Abwechslungsreiche Tagung

Die Vorsitzenden der Kreisschiedsrichterausschüsse (VKSA) kamen am 8. November im SportCentrum Kaiserau zusammen. Auf der Tagesordnung standen neben drei ganz besonderen Ehrungen die Berichte aus den zahlreichen Arbeitsbereichen der Beauftragten des Verbandsschiedsrichterausschusses. Darüber hinaus fanden die Themen 2-Stufen-Plan und die geplante Obleutequalifizierung durch den DFB Platz im Tagungsprogramm.
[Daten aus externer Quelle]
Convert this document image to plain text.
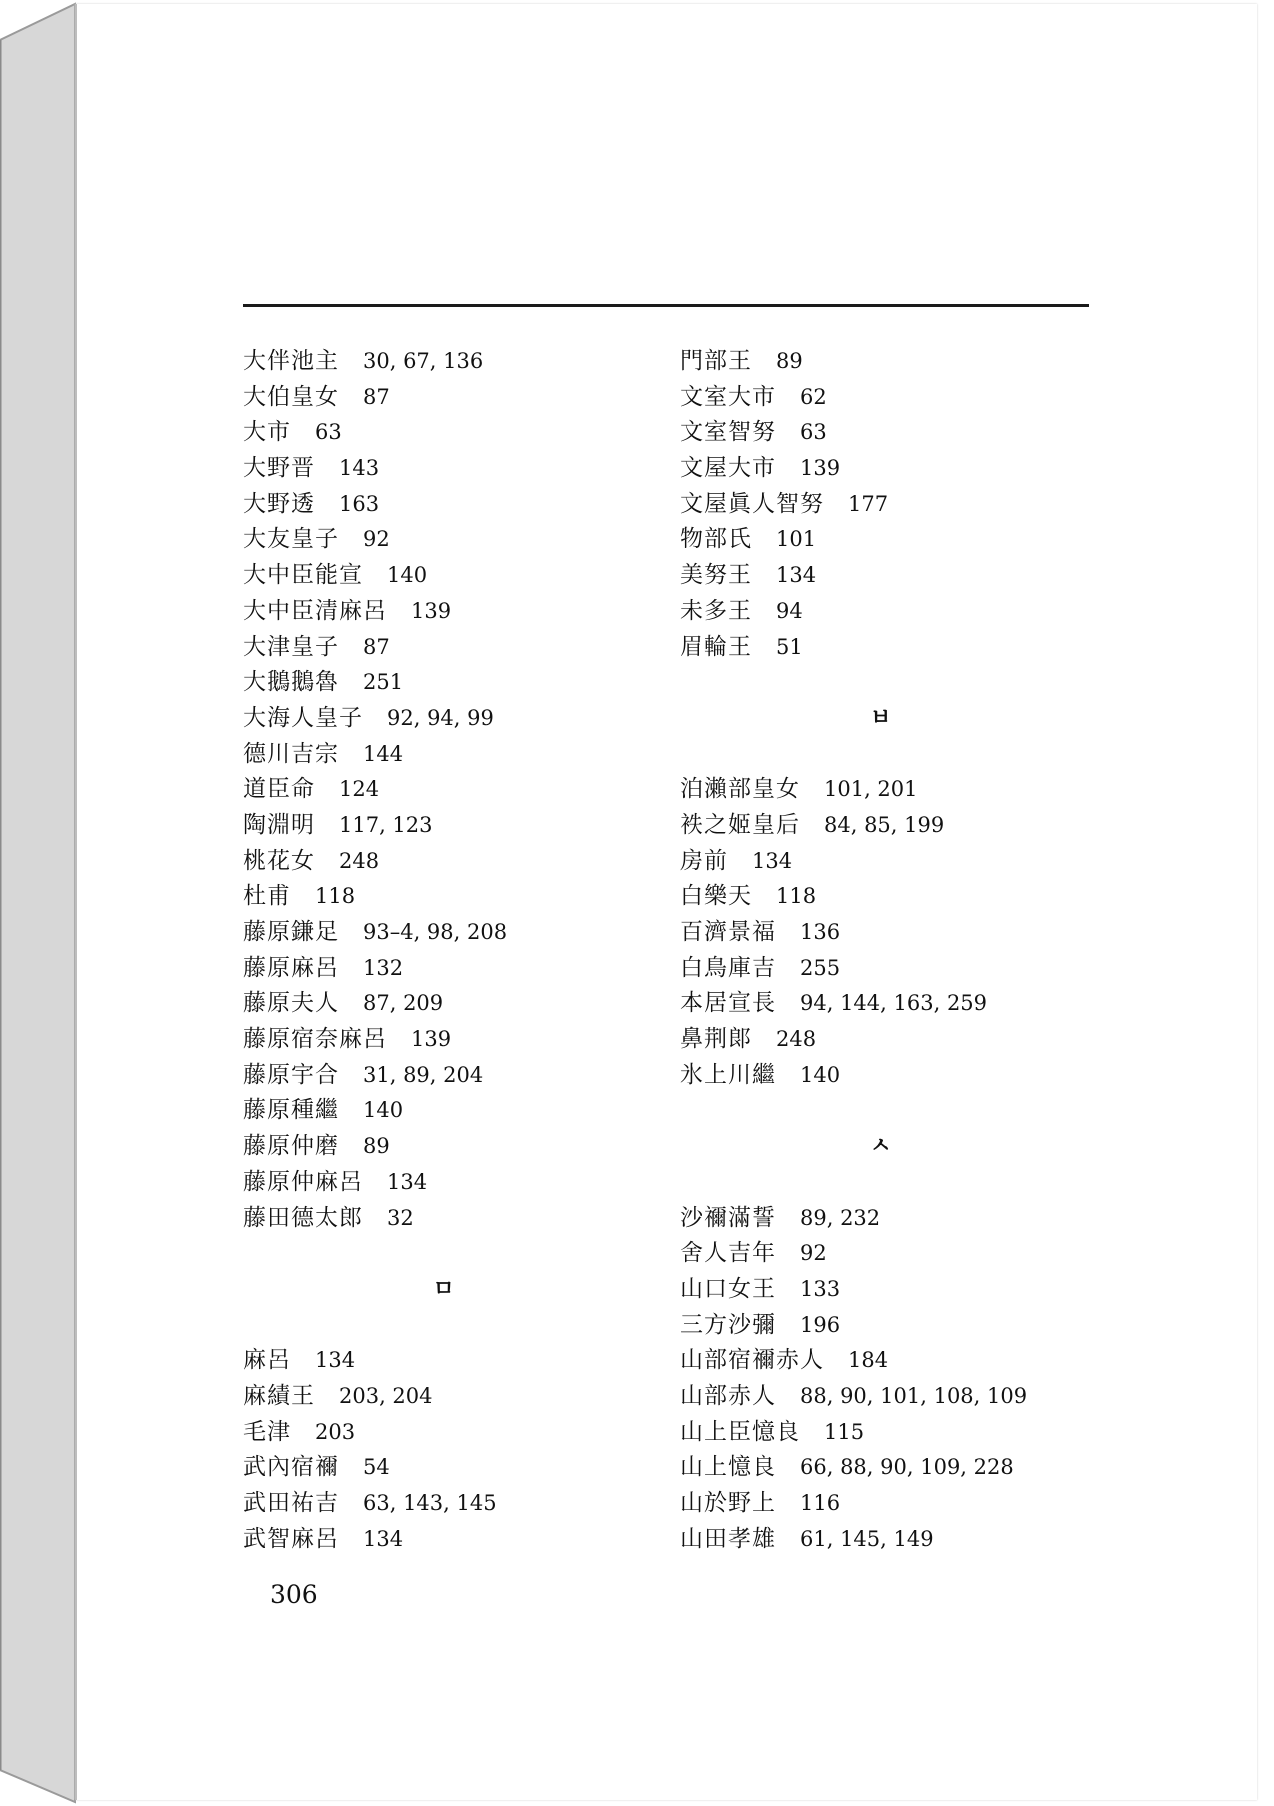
大伴池主 30, 67, 136
大伯皇女 87
大市 63
大野晋 143
大野透 163
大友皇子 92
大中臣能宣 140
大中臣清麻呂 139
大津皇子 87
大鵝鵝魯 251
大海人皇子 92, 94, 99
德川吉宗 144
道臣命 124
陶淵明 117, 123
桃花女 248
杜甫 118
藤原鎌足 93–4, 98, 208
藤原麻呂 132
藤原夫人 87, 209
藤原宿奈麻呂 139
藤原宇合 31, 89, 204
藤原種繼 140
藤原仲磨 89
藤原仲麻呂 134
藤田德太郎 32
ㅁ
麻呂 134
麻績王 203, 204
毛津 203
武內宿禰 54
武田祐吉 63, 143, 145
武智麻呂 134
門部王 89
文室大市 62
文室智努 63
文屋大市 139
文屋眞人智努 177
物部氏 101
美努王 134
未多王 94
眉輪王 51
ㅂ
泊瀨部皇女 101, 201
袟之姬皇后 84, 85, 199
房前 134
白樂天 118
百濟景福 136
白鳥庫吉 255
本居宣長 94, 144, 163, 259
鼻荆郞 248
氷上川繼 140
ㅅ
沙禰滿誓 89, 232
舍人吉年 92
山口女王 133
三方沙彌 196
山部宿禰赤人 184
山部赤人 88, 90, 101, 108, 109
山上臣憶良 115
山上憶良 66, 88, 90, 109, 228
山於野上 116
山田孝雄 61, 145, 149
306
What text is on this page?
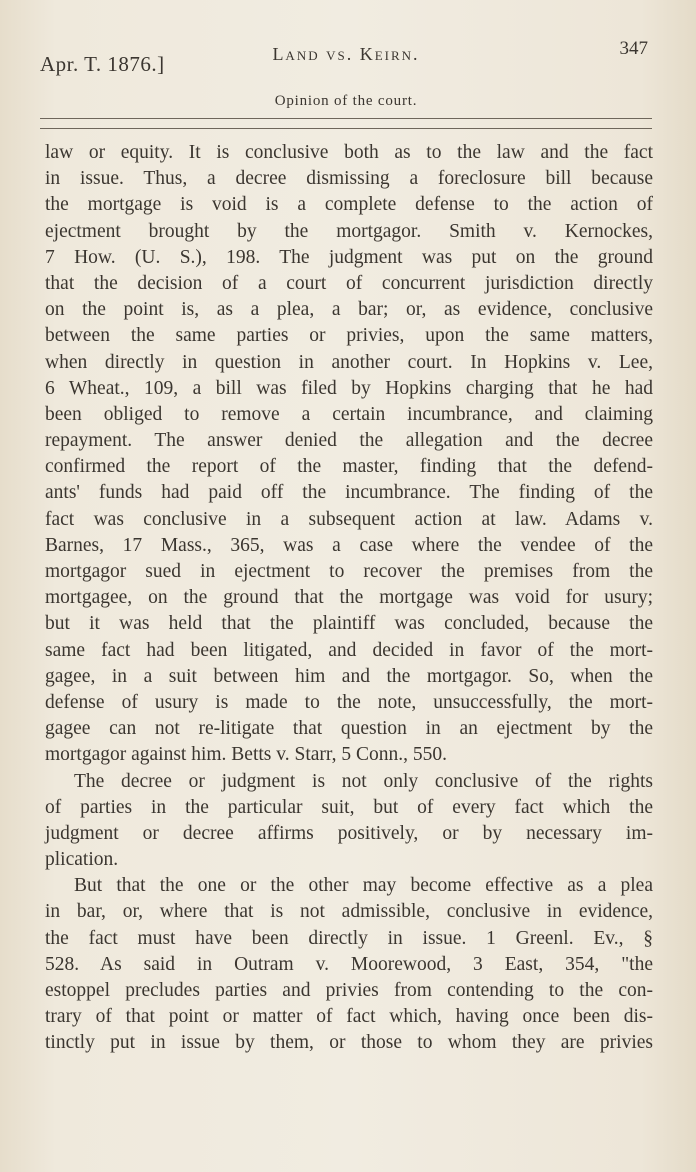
Apr. T. 1876.]	Land vs. Keirn.	347
Opinion of the court.
law or equity. It is conclusive both as to the law and the fact
in issue. Thus, a decree dismissing a foreclosure bill because
the mortgage is void is a complete defense to the action of
ejectment brought by the mortgagor. Smith v. Kernockes,
7 How. (U. S.), 198. The judgment was put on the ground
that the decision of a court of concurrent jurisdiction directly
on the point is, as a plea, a bar; or, as evidence, conclusive
between the same parties or privies, upon the same matters,
when directly in question in another court. In Hopkins v. Lee,
6 Wheat., 109, a bill was filed by Hopkins charging that he had
been obliged to remove a certain incumbrance, and claiming
repayment. The answer denied the allegation and the decree
confirmed the report of the master, finding that the defend-
ants' funds had paid off the incumbrance. The finding of the
fact was conclusive in a subsequent action at law. Adams v.
Barnes, 17 Mass., 365, was a case where the vendee of the
mortgagor sued in ejectment to recover the premises from the
mortgagee, on the ground that the mortgage was void for usury;
but it was held that the plaintiff was concluded, because the
same fact had been litigated, and decided in favor of the mort-
gagee, in a suit between him and the mortgagor. So, when the
defense of usury is made to the note, unsuccessfully, the mort-
gagee can not re-litigate that question in an ejectment by the
mortgagor against him. Betts v. Starr, 5 Conn., 550.
The decree or judgment is not only conclusive of the rights
of parties in the particular suit, but of every fact which the
judgment or decree affirms positively, or by necessary im-
plication.
But that the one or the other may become effective as a plea
in bar, or, where that is not admissible, conclusive in evidence,
the fact must have been directly in issue. 1 Greenl. Ev., §
528. As said in Outram v. Moorewood, 3 East, 354, "the
estoppel precludes parties and privies from contending to the con-
trary of that point or matter of fact which, having once been dis-
tinctly put in issue by them, or those to whom they are privies
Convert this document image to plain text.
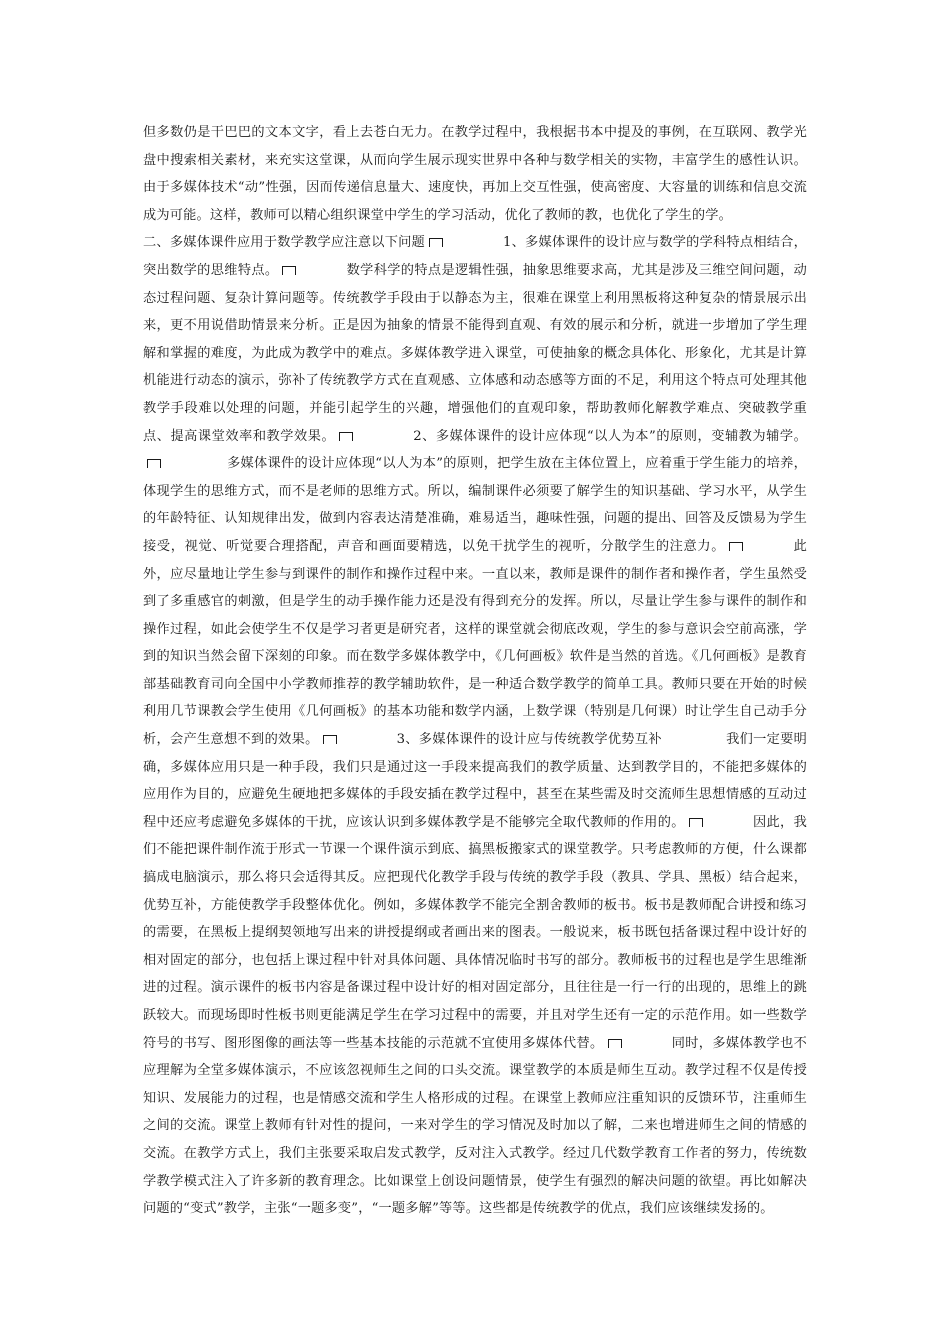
但多数仍是干巴巴的文本文字，看上去苍白无力。在教学过程中，我根据书本中提及的事例，在互联网、教学光盘中搜索相关素材，来充实这堂课，从而向学生展示现实世界中各种与数学相关的实物，丰富学生的感性认识。由于多媒体技术“动”性强，因而传递信息量大、速度快，再加上交互性强，使高密度、大容量的训练和信息交流成为可能。这样，教师可以精心组织课堂中学生的学习活动，优化了教师的教，也优化了学生的学。

二、多媒体课件应用于数学教学应注意以下问题	1、多媒体课件的设计应与数学的学科特点相结合，突出数学的思维特点。	数学科学的特点是逻辑性强，抽象思维要求高，尤其是涉及三维空间问题，动态过程问题、复杂计算问题等。传统教学手段由于以静态为主，很难在课堂上利用黑板将这种复杂的情景展示出来，更不用说借助情景来分析。正是因为抽象的情景不能得到直观、有效的展示和分析，就进一步增加了学生理解和掌握的难度，为此成为教学中的难点。多媒体教学进入课堂，可使抽象的概念具体化、形象化，尤其是计算机能进行动态的演示，弥补了传统教学方式在直观感、立体感和动态感等方面的不足，利用这个特点可处理其他教学手段难以处理的问题，并能引起学生的兴趣，增强他们的直观印象，帮助教师化解教学难点、突破教学重点、提高课堂效率和教学效果。	2、多媒体课件的设计应体现“以人为本”的原则，变辅教为辅学。多媒体课件的设计应体现“以人为本”的原则，把学生放在主体位置上，应着重于学生能力的培养，体现学生的思维方式，而不是老师的思维方式。所以，编制课件必须要了解学生的知识基础、学习水平，从学生的年龄特征、认知规律出发，做到内容表达清楚准确，难易适当，趣味性强，问题的提出、回答及反馈易为学生接受，视觉、听觉要合理搭配，声音和画面要精选，以免干扰学生的视听，分散学生的注意力。	此外，应尽量地让学生参与到课件的制作和操作过程中来。一直以来，教师是课件的制作者和操作者，学生虽然受到了多重感官的刺激，但是学生的动手操作能力还是没有得到充分的发挥。所以，尽量让学生参与课件的制作和操作过程，如此会使学生不仅是学习者更是研究者，这样的课堂就会彻底改观，学生的参与意识会空前高涨，学到的知识当然会留下深刻的印象。而在数学多媒体教学中，《几何画板》软件是当然的首选。《几何画板》是教育部基础教育司向全国中小学教师推荐的教学辅助软件，是一种适合数学教学的简单工具。教师只要在开始的时候利用几节课教会学生使用《几何画板》的基本功能和数学内涵，上数学课（特别是几何课）时让学生自己动手分析，会产生意想不到的效果。	3、多媒体课件的设计应与传统教学优势互补	我们一定要明确，多媒体应用只是一种手段，我们只是通过这一手段来提高我们的教学质量、达到教学目的，不能把多媒体的应用作为目的，应避免生硬地把多媒体的手段安插在教学过程中，甚至在某些需及时交流师生思想情感的互动过程中还应考虑避免多媒体的干扰，应该认识到多媒体教学是不能够完全取代教师的作用的。	因此，我们不能把课件制作流于形式一节课一个课件演示到底、搞黑板搬家式的课堂教学。只考虑教师的方便，什么课都搞成电脑演示，那么将只会适得其反。应把现代化教学手段与传统的教学手段（教具、学具、黑板）结合起来，优势互补，方能使教学手段整体优化。例如，多媒体教学不能完全割舍教师的板书。板书是教师配合讲授和练习的需要，在黑板上提纲契领地写出来的讲授提纲或者画出来的图表。一般说来，板书既包括备课过程中设计好的相对固定的部分，也包括上课过程中针对具体问题、具体情况临时书写的部分。教师板书的过程也是学生思维渐进的过程。演示课件的板书内容是备课过程中设计好的相对固定部分，且往往是一行一行的出现的，思维上的跳跃较大。而现场即时性板书则更能满足学生在学习过程中的需要，并且对学生还有一定的示范作用。如一些数学符号的书写、图形图像的画法等一些基本技能的示范就不宜使用多媒体代替。	同时，多媒体教学也不应理解为全堂多媒体演示，不应该忽视师生之间的口头交流。课堂教学的本质是师生互动。教学过程不仅是传授知识、发展能力的过程，也是情感交流和学生人格形成的过程。在课堂上教师应注重知识的反馈环节，注重师生之间的交流。课堂上教师有针对性的提问，一来对学生的学习情况及时加以了解，二来也增进师生之间的情感的交流。在教学方式上，我们主张要采取启发式教学，反对注入式教学。经过几代数学教育工作者的努力，传统数学教学模式注入了许多新的教育理念。比如课堂上创设问题情景，使学生有强烈的解决问题的欲望。再比如解决问题的“变式”教学，主张“一题多变”，“一题多解”等等。这些都是传统教学的优点，我们应该继续发扬的。
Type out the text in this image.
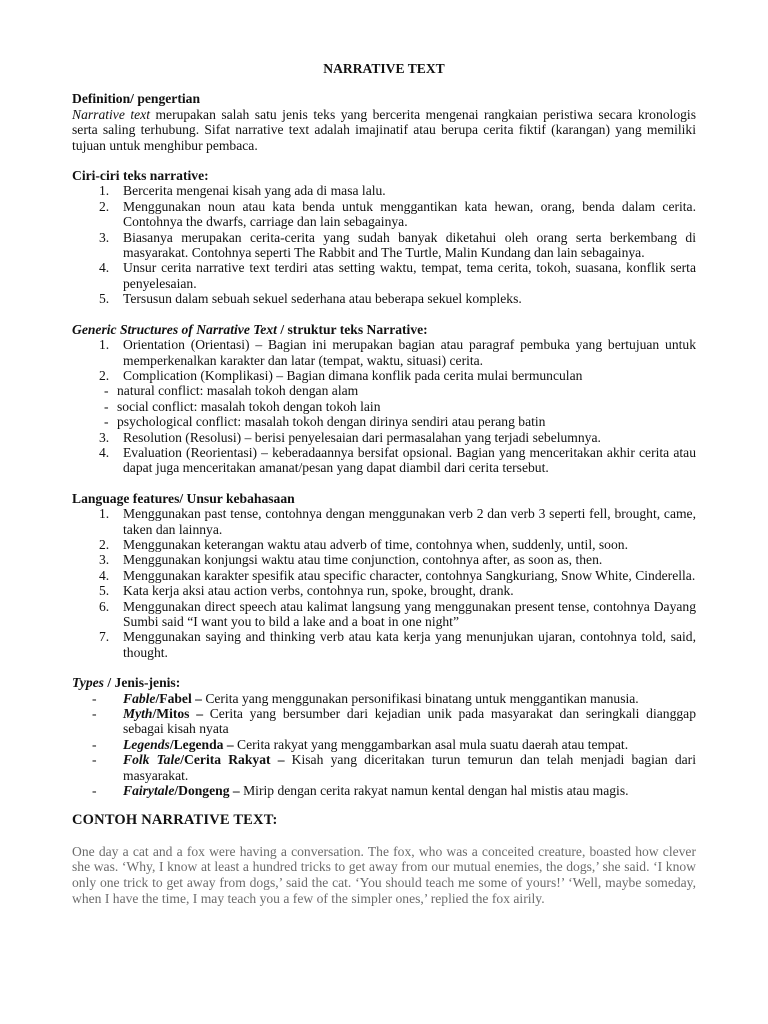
NARRATIVE TEXT

Definition/ pengertian

Narrative text merupakan salah satu jenis teks yang bercerita mengenai rangkaian peristiwa secara kronologis serta saling terhubung. Sifat narrative text adalah imajinatif atau berupa cerita fiktif (karangan) yang memiliki tujuan untuk menghibur pembaca.

Ciri-ciri teks narrative:

1. Bercerita mengenai kisah yang ada di masa lalu.
2. Menggunakan noun atau kata benda untuk menggantikan kata hewan, orang, benda dalam cerita. Contohnya the dwarfs, carriage dan lain sebagainya.
3. Biasanya merupakan cerita-cerita yang sudah banyak diketahui oleh orang serta berkembang di masyarakat. Contohnya seperti The Rabbit and The Turtle, Malin Kundang dan lain sebagainya.
4. Unsur cerita narrative text terdiri atas setting waktu, tempat, tema cerita, tokoh, suasana, konflik serta penyelesaian.
5. Tersusun dalam sebuah sekuel sederhana atau beberapa sekuel kompleks.

Generic Structures of Narrative Text / struktur teks Narrative:

1. Orientation (Orientasi) – Bagian ini merupakan bagian atau paragraf pembuka yang bertujuan untuk memperkenalkan karakter dan latar (tempat, waktu, situasi) cerita.
2. Complication (Komplikasi) – Bagian dimana konflik pada cerita mulai bermunculan
- natural conflict: masalah tokoh dengan alam
- social conflict: masalah tokoh dengan tokoh lain
- psychological conflict: masalah tokoh dengan dirinya sendiri atau perang batin
3. Resolution (Resolusi) – berisi penyelesaian dari permasalahan yang terjadi sebelumnya.
4. Evaluation (Reorientasi) – keberadaannya bersifat opsional. Bagian yang menceritakan akhir cerita atau dapat juga menceritakan amanat/pesan yang dapat diambil dari cerita tersebut.

Language features/ Unsur kebahasaan

1. Menggunakan past tense, contohnya dengan menggunakan verb 2 dan verb 3 seperti fell, brought, came, taken dan lainnya.
2. Menggunakan keterangan waktu atau adverb of time, contohnya when, suddenly, until, soon.
3. Menggunakan konjungsi waktu atau time conjunction, contohnya after, as soon as, then.
4. Menggunakan karakter spesifik atau specific character, contohnya Sangkuriang, Snow White, Cinderella.
5. Kata kerja aksi atau action verbs, contohnya run, spoke, brought, drank.
6. Menggunakan direct speech atau kalimat langsung yang menggunakan present tense, contohnya Dayang Sumbi said “I want you to bild a lake and a boat in one night”
7. Menggunakan saying and thinking verb atau kata kerja yang menunjukan ujaran, contohnya told, said, thought.

Types / Jenis-jenis:

- Fable/Fabel – Cerita yang menggunakan personifikasi binatang untuk menggantikan manusia.
- Myth/Mitos – Cerita yang bersumber dari kejadian unik pada masyarakat dan seringkali dianggap sebagai kisah nyata
- Legends/Legenda – Cerita rakyat yang menggambarkan asal mula suatu daerah atau tempat.
- Folk Tale/Cerita Rakyat – Kisah yang diceritakan turun temurun dan telah menjadi bagian dari masyarakat.
- Fairytale/Dongeng – Mirip dengan cerita rakyat namun kental dengan hal mistis atau magis.

CONTOH NARRATIVE TEXT:

One day a cat and a fox were having a conversation. The fox, who was a conceited creature, boasted how clever she was. ‘Why, I know at least a hundred tricks to get away from our mutual enemies, the dogs,’ she said. ‘I know only one trick to get away from dogs,’ said the cat. ‘You should teach me some of yours!’ ‘Well, maybe someday, when I have the time, I may teach you a few of the simpler ones,’ replied the fox airily.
Fairen Hallenfußball – keine Klopperei

Futsal-Beauftragte Thorsten Kaatz | Foto: David Hennig
Der Futsal-Beauftragte des VSA: Thorsten Kaatz | Foto: David Hennig

Im Bereich „Futsal“ gab es aufgrund der bevorstehenden Änderungen der Hallenregeln und der beschlossenen Ablösung durch die Futsalregeln ab der Saison 2015/2016 erhöhten Diskussionsbedarf unter den Anwesenden. Manfred Schnieders sprach sich dabei deutlich für die beschlossenen Änderungen aus: „Wir wollen fairen und schnellen Fußball in der Halle sehen und keine Klopperei!“ Er appellierte deshalb an alle Beteiligten, die beschlossenen Neuerungen erst auszuprobieren, bevor diese kritisiert werden. Auch im Plenum fand dies breite Zustimmung, auch wenn bezüglich der kurzfristigen Umsetzung der Änderungen leichte Kritik aus den Reihen der Obleute geäußert wurde. Thorsten Kaatz, der Beauftragte für Futsal des VSA, bestätigte, dass sich Futsal in Westfalen immer größerer Beliebtheit erfreue. „Mir fehlen mittlerweile Schiedsrichter, um die Spiele auf FLVW-Ebene anzusetzen. Das kann ich mit 30 Futsal-Schiedsrichtern nicht mehr bewältigen“, so Kaatz. Aber nicht nur der Futsalbereich entwickle sich weiter, auch der Schiedsrichterbereich bekäme immer mehr Struktur und werde zunehmend professionalisiert.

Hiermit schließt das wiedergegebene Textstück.